Bank dapat meraup talenta dari pesaing Tiongkok. Tetapi ada satu ton ranjau darat di sana. 

Wall Street cenderung memiliki ingatan yang sangat singkat, jadi mari kita berjalan di jalur memori.

Pada tahun 2018, UBS menerima pengantar cepat mengenai bagaimana Beijing menjalankan bisnis. 

Seorang bankir UBS dalam perjalanan bisnis ke Tiongkok dilarang oleh pihak berwenang untuk meninggalkan Tiongkok. Staf dikurung dan diinterogasi sekitar 24 jam.

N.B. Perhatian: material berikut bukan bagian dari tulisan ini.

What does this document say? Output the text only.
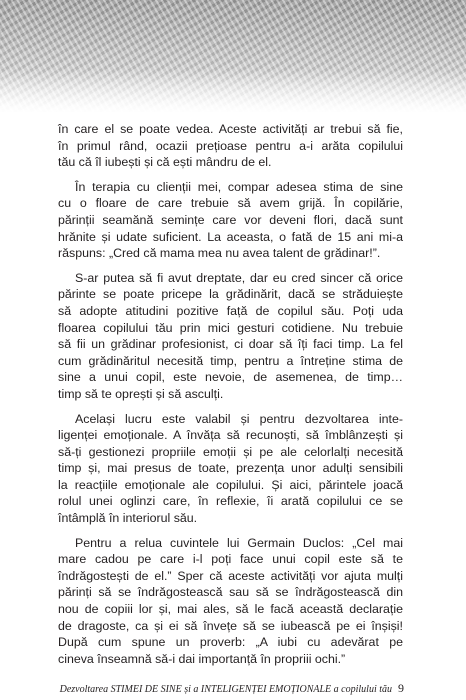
în care el se poate vedea. Aceste activități ar trebui să fie,
în primul rând, ocazii prețioase pentru a-i arăta copilului
tău că îl iubești și că ești mândru de el.

În terapia cu clienții mei, compar adesea stima de sine
cu o floare de care trebuie să avem grijă. În copilărie,
părinții seamănă semințe care vor deveni flori, dacă sunt
hrănite și udate suficient. La aceasta, o fată de 15 ani mi-a
răspuns: „Cred că mama mea nu avea talent de grădinar!”.

S-ar putea să fi avut dreptate, dar eu cred sincer că orice
părinte se poate pricepe la grădinărit, dacă se străduiește
să adopte atitudini pozitive față de copilul său. Poți uda
floarea copilului tău prin mici gesturi cotidiene. Nu trebuie
să fii un grădinar profesionist, ci doar să îți faci timp. La fel
cum grădinăritul necesită timp, pentru a întreține stima de
sine a unui copil, este nevoie, de asemenea, de timp…
timp să te oprești și să asculți.

Același lucru este valabil și pentru dezvoltarea inte-
ligenței emoționale. A învăța să recunoști, să îmblânzești și
să-ți gestionezi propriile emoții și pe ale celorlalți necesită
timp și, mai presus de toate, prezența unor adulți sensibili
la reacțiile emoționale ale copilului. Și aici, părintele joacă
rolul unei oglinzi care, în reflexie, îi arată copilului ce se
întâmplă în interiorul său.

Pentru a relua cuvintele lui Germain Duclos: „Cel mai
mare cadou pe care i-l poți face unui copil este să te
îndrăgostești de el.” Sper că aceste activități vor ajuta mulți
părinți să se îndrăgostească sau să se îndrăgostească din
nou de copiii lor și, mai ales, să le facă această declarație
de dragoste, ca și ei să învețe să se iubească pe ei înșiși!
După cum spune un proverb: „A iubi cu adevărat pe
cineva înseamnă să-i dai importanță în propriii ochi.”

Dezvoltarea STIMEI DE SINE și a INTELIGENȚEI EMOȚIONALE a copilului tău 9
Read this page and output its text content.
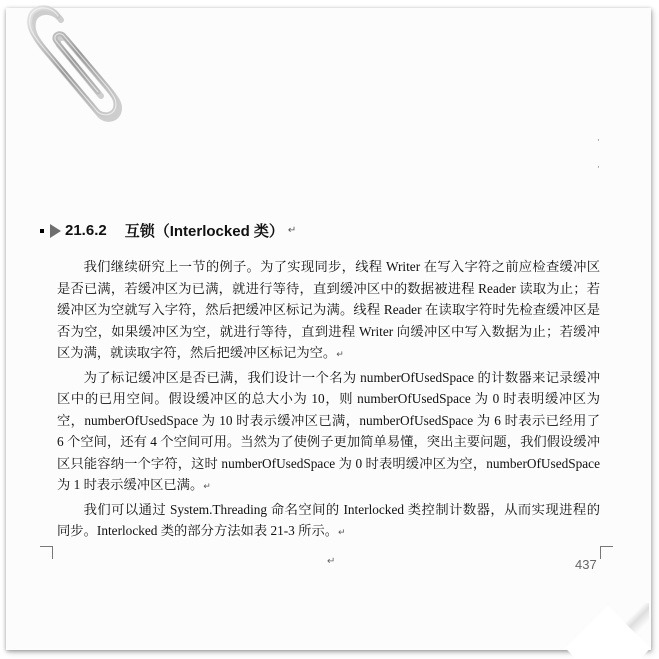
·
·
21.6.2 互锁（Interlocked 类） ↵

我们继续研究上一节的例子。为了实现同步，线程 Writer 在写入字符之前应检查缓冲区是否已满，若缓冲区为已满，就进行等待，直到缓冲区中的数据被进程 Reader 读取为止；若缓冲区为空就写入字符，然后把缓冲区标记为满。线程 Reader 在读取字符时先检查缓冲区是否为空，如果缓冲区为空，就进行等待，直到进程 Writer 向缓冲区中写入数据为止；若缓冲区为满，就读取字符，然后把缓冲区标记为空。↵

为了标记缓冲区是否已满，我们设计一个名为 numberOfUsedSpace 的计数器来记录缓冲区中的已用空间。假设缓冲区的总大小为 10，则 numberOfUsedSpace 为 0 时表明缓冲区为空，numberOfUsedSpace 为 10 时表示缓冲区已满，numberOfUsedSpace 为 6 时表示已经用了 6 个空间，还有 4 个空间可用。当然为了使例子更加简单易懂，突出主要问题，我们假设缓冲区只能容纳一个字符，这时 numberOfUsedSpace 为 0 时表明缓冲区为空，numberOfUsedSpace 为 1 时表示缓冲区已满。↵

我们可以通过 System.Threading 命名空间的 Interlocked 类控制计数器，从而实现进程的同步。Interlocked 类的部分方法如表 21-3 所示。↵

↵	437
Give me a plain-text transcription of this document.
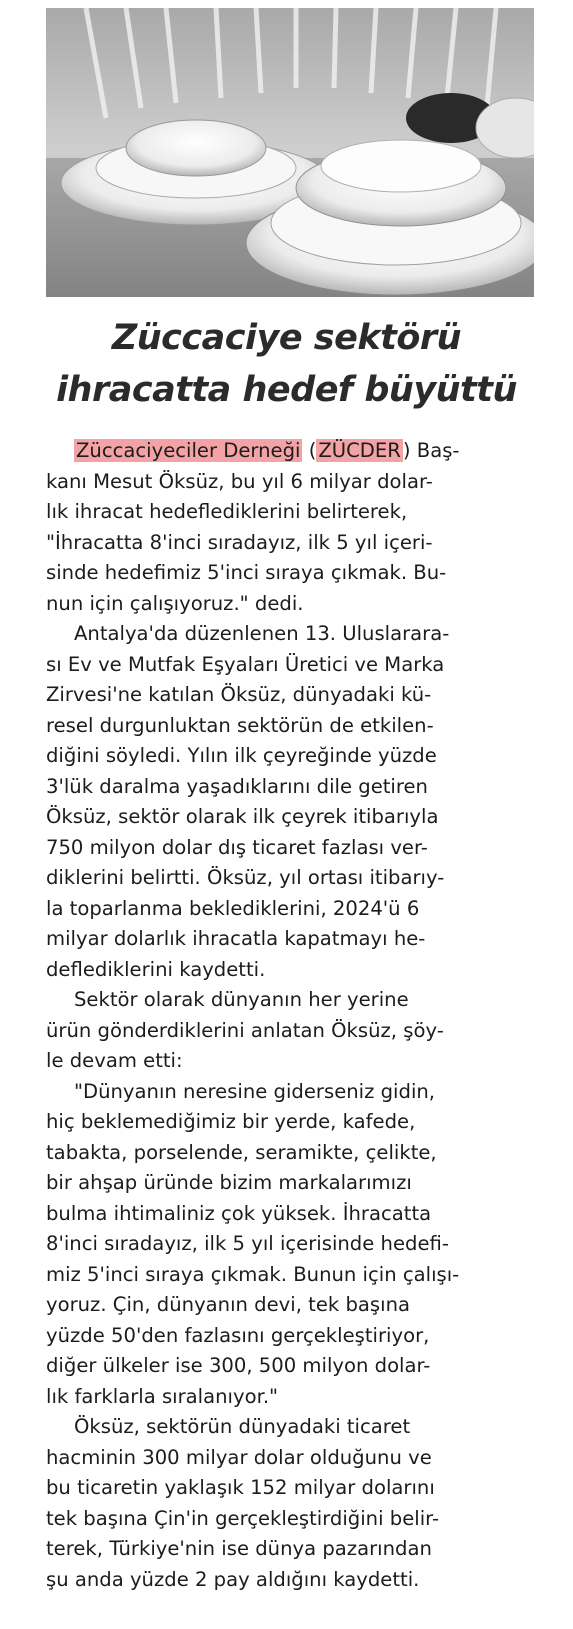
Züccaciye sektörü
ihracatta hedef büyüttü
Züccaciyeciler Derneği ( ZÜCDER ) Baş-
kanı Mesut Öksüz, bu yıl 6 milyar dolar-
lık ihracat hedeflediklerini belirterek,
"İhracatta 8'inci sıradayız, ilk 5 yıl içeri-
sinde hedefimiz 5'inci sıraya çıkmak. Bu-
nun için çalışıyoruz." dedi.
Antalya'da düzenlenen 13. Uluslarara-
sı Ev ve Mutfak Eşyaları Üretici ve Marka
Zirvesi'ne katılan Öksüz, dünyadaki kü-
resel durgunluktan sektörün de etkilen-
diğini söyledi. Yılın ilk çeyreğinde yüzde
3'lük daralma yaşadıklarını dile getiren
Öksüz, sektör olarak ilk çeyrek itibarıyla
750 milyon dolar dış ticaret fazlası ver-
diklerini belirtti. Öksüz, yıl ortası itibarıy-
la toparlanma beklediklerini, 2024'ü 6
milyar dolarlık ihracatla kapatmayı he-
deflediklerini kaydetti.
Sektör olarak dünyanın her yerine
ürün gönderdiklerini anlatan Öksüz, şöy-
le devam etti:
"Dünyanın neresine giderseniz gidin,
hiç beklemediğimiz bir yerde, kafede,
tabakta, porselende, seramikte, çelikte,
bir ahşap üründe bizim markalarımızı
bulma ihtimaliniz çok yüksek. İhracatta
8'inci sıradayız, ilk 5 yıl içerisinde hedefi-
miz 5'inci sıraya çıkmak. Bunun için çalışı-
yoruz. Çin, dünyanın devi, tek başına
yüzde 50'den fazlasını gerçekleştiriyor,
diğer ülkeler ise 300, 500 milyon dolar-
lık farklarla sıralanıyor."
Öksüz, sektörün dünyadaki ticaret
hacminin 300 milyar dolar olduğunu ve
bu ticaretin yaklaşık 152 milyar dolarını
tek başına Çin'in gerçekleştirdiğini belir-
terek, Türkiye'nin ise dünya pazarından
şu anda yüzde 2 pay aldığını kaydetti.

Pada tahun 2016, JPMorgan Chase membayar hampir 300 juta dolar AS untuk menyelesaikan penyelidikan Komisi Sekuritas dan Bursa Amerika Serikat dalam mempekerjakan anak-anak dari pejabat dan eksekutif Tiongkok yang terhubung dengan baik. 

Skandal “pangeran”, seperti yang disebut, adalah memalukan bagi JPMorgan dan bank global lainnya yang menjalankan skema serupa dengan harapan mendapatkan dukungan dari pejabat setempat.

Saat bersiap memperluas kehadirannya di Tiongkok, bank-bank internasional juga harus siap untuk berpotensi membahayakan kebijakan bisnis yang ada. Mari kita periksa beberapa contoh.

Pemimpin Komunis Tiongkok Xi Jinping semakin mempromosikan strategi yang disebut “fusi sipil-militer.” 

Pada dasarnya, ini adalah strategi untuk mempercepat Tiongkok menjadi negara adikuasa global dengan menggabungkan inovasi industri sipil dengan militer Tiongkok. 

Dalam praktiknya, ini berarti bahwa setiap perusahaan yang berdomisili di Tiongkok dapat dipanggil untuk memberikan informasi atau membantu Tentara Pembebasan Rakyat.


“Tiongkok secara eksplisit memperkuat hubungan dewan perusahaan dengan Partai Komunis Tiongkok,” kata Nazak Nikakhtar, asisten sekretaris industri dan analisis, Departemen Perdagangan Amerika Serikat, Administrasi Perdagangan Internasional, selama kesaksian pada tanggal 23 Januari di depan Komisi Tinjauan Ekonomi dan Keamanan Amerika Serikat-Tiongkok di Washington. 

Nazak Nikakhtar merujuk pada Komunis Tiongkok yang semakin menyerukan perusahaan – termasuk perusahaan milik asing – untuk mendukung pembentukan komite partai dan sel Partai Komunis Tiongkok di dalam kantor perusahaan. 

Hukum Perusahaan Tiongkok, yang berlaku untuk perusahaan Tiongkok milik negara dan milik asing, mengacu pada organisasi Partai Komunis Tiongkok tetapi tidak mendefinisikan perannya. 

Tetapi sel-sel seperti itu dapat memengaruhi pengambilan keputusan perusahaan dan secara tidak langsung dapat memberikan “pengawasan” Partai Komunis Tiongkok terhadap perusahaan. 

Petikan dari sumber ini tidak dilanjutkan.